South Korean Prime Minister Lee Wan-koo (L) bows to a relative (R) of a victim onboard sunken ferry Sewol, at the official memorial altar for the victims in Ansan on the occasion of the first anniversary of the ferry disaster that killed more than 300 passengers, April 16, 2015. [Photo/Agencies]

SEOUL -- South Korean Prime Minister Lee Wan- koo offered to President Park Geun-hye his resignation as the second-highest administrative post amid growing suspicion that he was involved in a bribery scandal, Yonhap News Agency reported Tuesday citing a senior official of the ruling Saenuri Party.

The official was quoted as saying that Lee expressed his resignation to President Park, who is on her trip to Latin American nations, after deep considerations as his resignation may cause vacuum in state affairs management while the president is on a state visit.

Both the prime minister's office and the presidential office officially confirmed the resignation offer.

The cabinet meeting, which was originally scheduled to be presided over by Prime Minister Lee, will be chaired by Deputy Prime Minister for Economic Affairs Choi Kyung-hwan.

Before leaving for Latin America on April 16 for a 12-day state visit, President Park said she would decide on Lee's fate after returning home from the travel early next week.

Lee's offer to step down came amid the mounting suspicion that he received 30 million won ($28,000) in bribes from a businessman who killed himself on April 9.

Sung Wan-jong, the former ruling party lawmaker and businessman running a mid-sized construction company, left a list of heavyweight politicians and close aides to President Park after hanging himself amid the prosecution probe into his embezzlement allegations.

Sung was charged with embezzlement and engaging in corruption of the so-called energy diplomacy, advocated under the former President Lee Myung-back.

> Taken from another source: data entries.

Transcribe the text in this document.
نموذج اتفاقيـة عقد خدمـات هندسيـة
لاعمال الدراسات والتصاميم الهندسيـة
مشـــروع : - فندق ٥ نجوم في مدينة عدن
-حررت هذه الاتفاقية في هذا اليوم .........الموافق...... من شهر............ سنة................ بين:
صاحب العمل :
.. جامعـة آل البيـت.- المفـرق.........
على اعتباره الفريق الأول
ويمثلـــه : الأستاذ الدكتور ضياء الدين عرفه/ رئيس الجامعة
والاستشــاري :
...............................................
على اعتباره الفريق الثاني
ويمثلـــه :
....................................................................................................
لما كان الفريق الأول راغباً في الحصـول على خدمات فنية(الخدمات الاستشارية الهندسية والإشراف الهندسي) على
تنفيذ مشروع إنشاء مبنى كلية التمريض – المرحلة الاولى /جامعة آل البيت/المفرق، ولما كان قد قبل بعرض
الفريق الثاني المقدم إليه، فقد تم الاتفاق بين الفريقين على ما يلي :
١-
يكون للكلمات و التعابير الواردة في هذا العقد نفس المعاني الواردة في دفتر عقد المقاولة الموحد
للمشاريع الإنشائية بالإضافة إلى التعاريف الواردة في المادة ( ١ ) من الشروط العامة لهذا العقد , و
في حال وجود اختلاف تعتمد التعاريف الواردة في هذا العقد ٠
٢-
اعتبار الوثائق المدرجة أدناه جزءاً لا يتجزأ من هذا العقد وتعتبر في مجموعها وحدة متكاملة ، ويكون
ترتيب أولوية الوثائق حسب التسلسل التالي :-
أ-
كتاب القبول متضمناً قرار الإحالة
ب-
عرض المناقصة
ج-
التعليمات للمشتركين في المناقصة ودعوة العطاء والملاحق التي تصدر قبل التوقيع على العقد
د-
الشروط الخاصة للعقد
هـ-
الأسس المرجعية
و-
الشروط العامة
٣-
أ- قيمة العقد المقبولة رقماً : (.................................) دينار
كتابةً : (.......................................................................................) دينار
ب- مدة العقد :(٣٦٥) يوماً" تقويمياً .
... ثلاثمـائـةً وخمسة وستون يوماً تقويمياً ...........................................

He committed suicide on the day when he was presumed to appear in a court to determine the validity of arrest warrant for him.

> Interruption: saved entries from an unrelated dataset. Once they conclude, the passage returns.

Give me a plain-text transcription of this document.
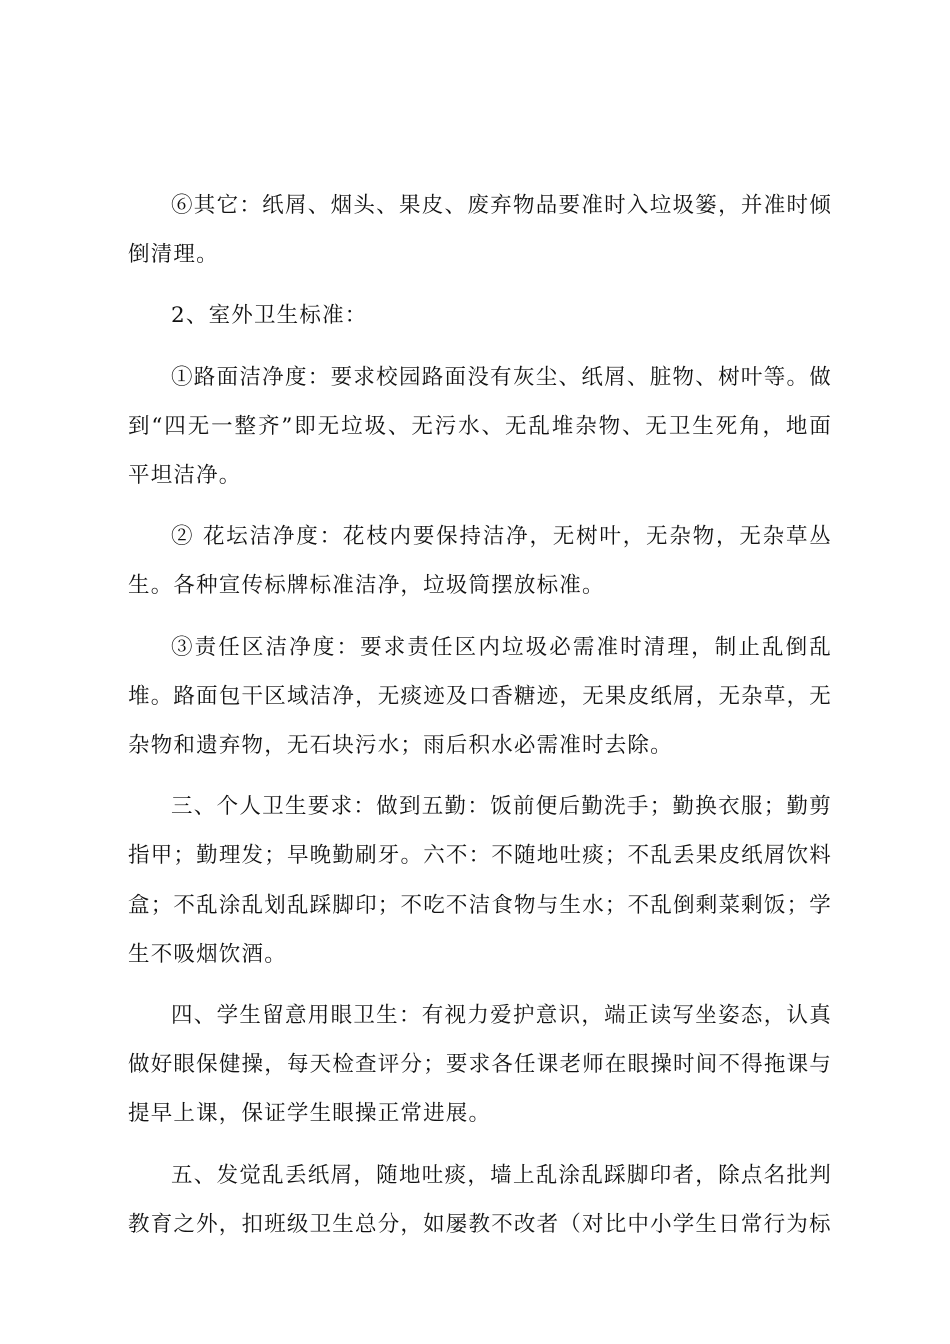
⑥其它：纸屑、烟头、果皮、废弃物品要准时入垃圾篓，并准时倾倒清理。

2、室外卫生标准：

①路面洁净度：要求校园路面没有灰尘、纸屑、脏物、树叶等。做到“四无一整齐”即无垃圾、无污水、无乱堆杂物、无卫生死角，地面平坦洁净。

② 花坛洁净度：花枝内要保持洁净，无树叶，无杂物，无杂草丛生。各种宣传标牌标准洁净，垃圾筒摆放标准。

③责任区洁净度：要求责任区内垃圾必需准时清理，制止乱倒乱堆。路面包干区域洁净，无痰迹及口香糖迹，无果皮纸屑，无杂草，无杂物和遗弃物，无石块污水；雨后积水必需准时去除。

三、个人卫生要求：做到五勤：饭前便后勤洗手；勤换衣服；勤剪指甲；勤理发；早晚勤刷牙。六不：不随地吐痰；不乱丢果皮纸屑饮料盒；不乱涂乱划乱踩脚印；不吃不洁食物与生水；不乱倒剩菜剩饭；学生不吸烟饮酒。

四、学生留意用眼卫生：有视力爱护意识，端正读写坐姿态，认真做好眼保健操，每天检查评分；要求各任课老师在眼操时间不得拖课与提早上课，保证学生眼操正常进展。

五、发觉乱丢纸屑，随地吐痰，墙上乱涂乱踩脚印者，除点名批判教育之外，扣班级卫生总分，如屡教不改者（对比中小学生日常行为标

The memo, which was found from a trouser pocket of Sung, involved names and currency figures next to the names, which strongly indicated bribes delivered to them.

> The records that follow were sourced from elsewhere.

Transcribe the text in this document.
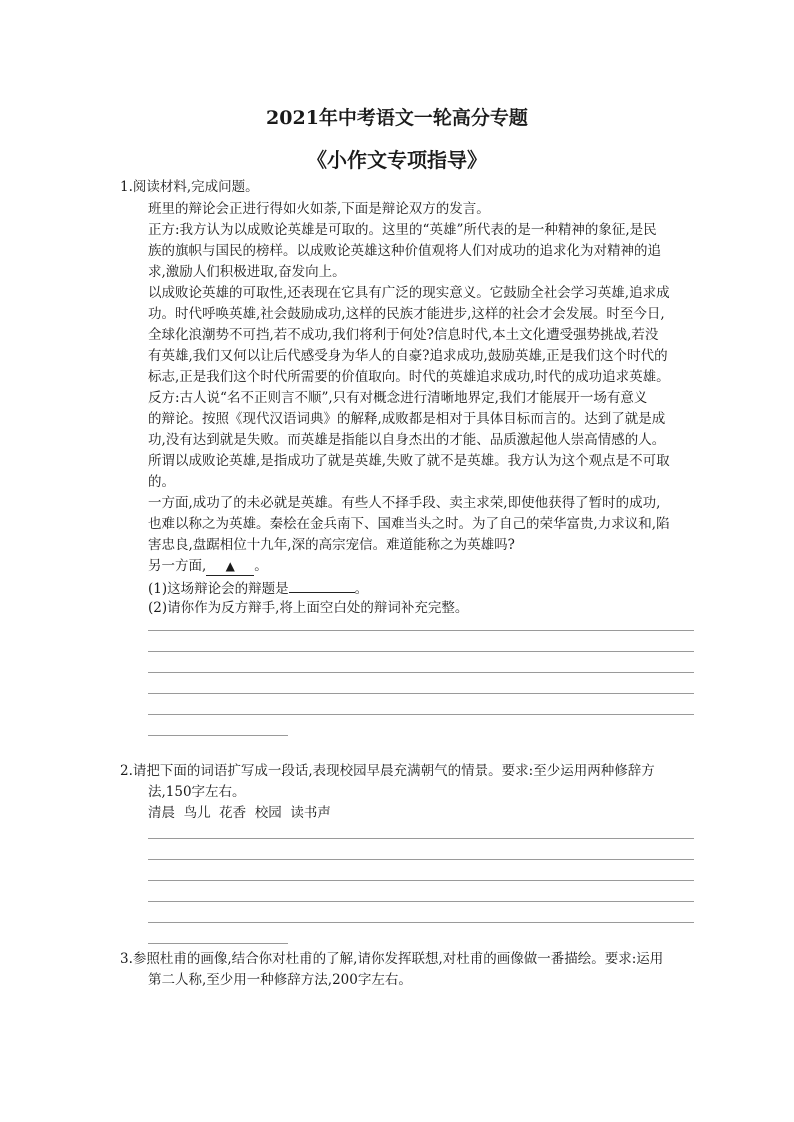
2021年中考语文一轮高分专题
《小作文专项指导》
1.阅读材料,完成问题。
班里的辩论会正进行得如火如荼,下面是辩论双方的发言。
正方:我方认为以成败论英雄是可取的。这里的“英雄”所代表的是一种精神的象征,是民
族的旗帜与国民的榜样。以成败论英雄这种价值观将人们对成功的追求化为对精神的追
求,激励人们积极进取,奋发向上。
以成败论英雄的可取性,还表现在它具有广泛的现实意义。它鼓励全社会学习英雄,追求成
功。时代呼唤英雄,社会鼓励成功,这样的民族才能进步,这样的社会才会发展。时至今日,
全球化浪潮势不可挡,若不成功,我们将利于何处?信息时代,本土文化遭受强势挑战,若没
有英雄,我们又何以让后代感受身为华人的自豪?追求成功,鼓励英雄,正是我们这个时代的
标志,正是我们这个时代所需要的价值取向。时代的英雄追求成功,时代的成功追求英雄。
反方:古人说“名不正则言不顺”,只有对概念进行清晰地界定,我们才能展开一场有意义
的辩论。按照《现代汉语词典》的解释,成败都是相对于具体目标而言的。达到了就是成
功,没有达到就是失败。而英雄是指能以自身杰出的才能、品质激起他人崇高情感的人。
所谓以成败论英雄,是指成功了就是英雄,失败了就不是英雄。我方认为这个观点是不可取
的。
一方面,成功了的未必就是英雄。有些人不择手段、卖主求荣,即使他获得了暂时的成功,
也难以称之为英雄。秦桧在金兵南下、国难当头之时。为了自己的荣华富贵,力求议和,陷
害忠良,盘踞相位十九年,深的高宗宠信。难道能称之为英雄吗?
另一方面, ▲ 。
(1)这场辩论会的辩题是	。
(2)请你作为反方辩手,将上面空白处的辩词补充完整。
2.请把下面的词语扩写成一段话,表现校园早晨充满朝气的情景。要求:至少运用两种修辞方
法,150字左右。
清晨  鸟儿  花香  校园  读书声
3.参照杜甫的画像,结合你对杜甫的了解,请你发挥联想,对杜甫的画像做一番描绘。要求:运用
第二人称,至少用一种修辞方法,200字左右。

It dropped a bombshell in the political arena as the names involved eight powerful politicians, including former presidential chiefs of staff Kim Ki-choon and Hug Tae-yeol, and current presidential chief of staff Lee Byung-kee as well as the prime minister.

Handwritten next to Hug's name was 700 million won, and next to Kim was $100,000 with the date of Sept. 26, 2006, around when he accompanied Park on her visit to Belgium and Germany. There were no currency figures next to the names of the prime minister and the incumbent presidential chief of staff.

The prosecutors' office formed a special team to investigate the scandal, and President Park ordered prosecutors to strictly deal with the case in accordance with law and principle without sanctuary.

Prime Minister Lee has denied his involvement in the bribery, but the main opposition New Politics Alliance for Democracy said Monday that it will take actions to impeach Lee as he may hamper the prosecution investigation in his capacity as a sitting prime minister.

Calls for his resignation came even from ruling party lawmakers. Seven lawmakers of the Saenuri Party urged Lee to step down as his retention of the post would weigh down on the president's state management.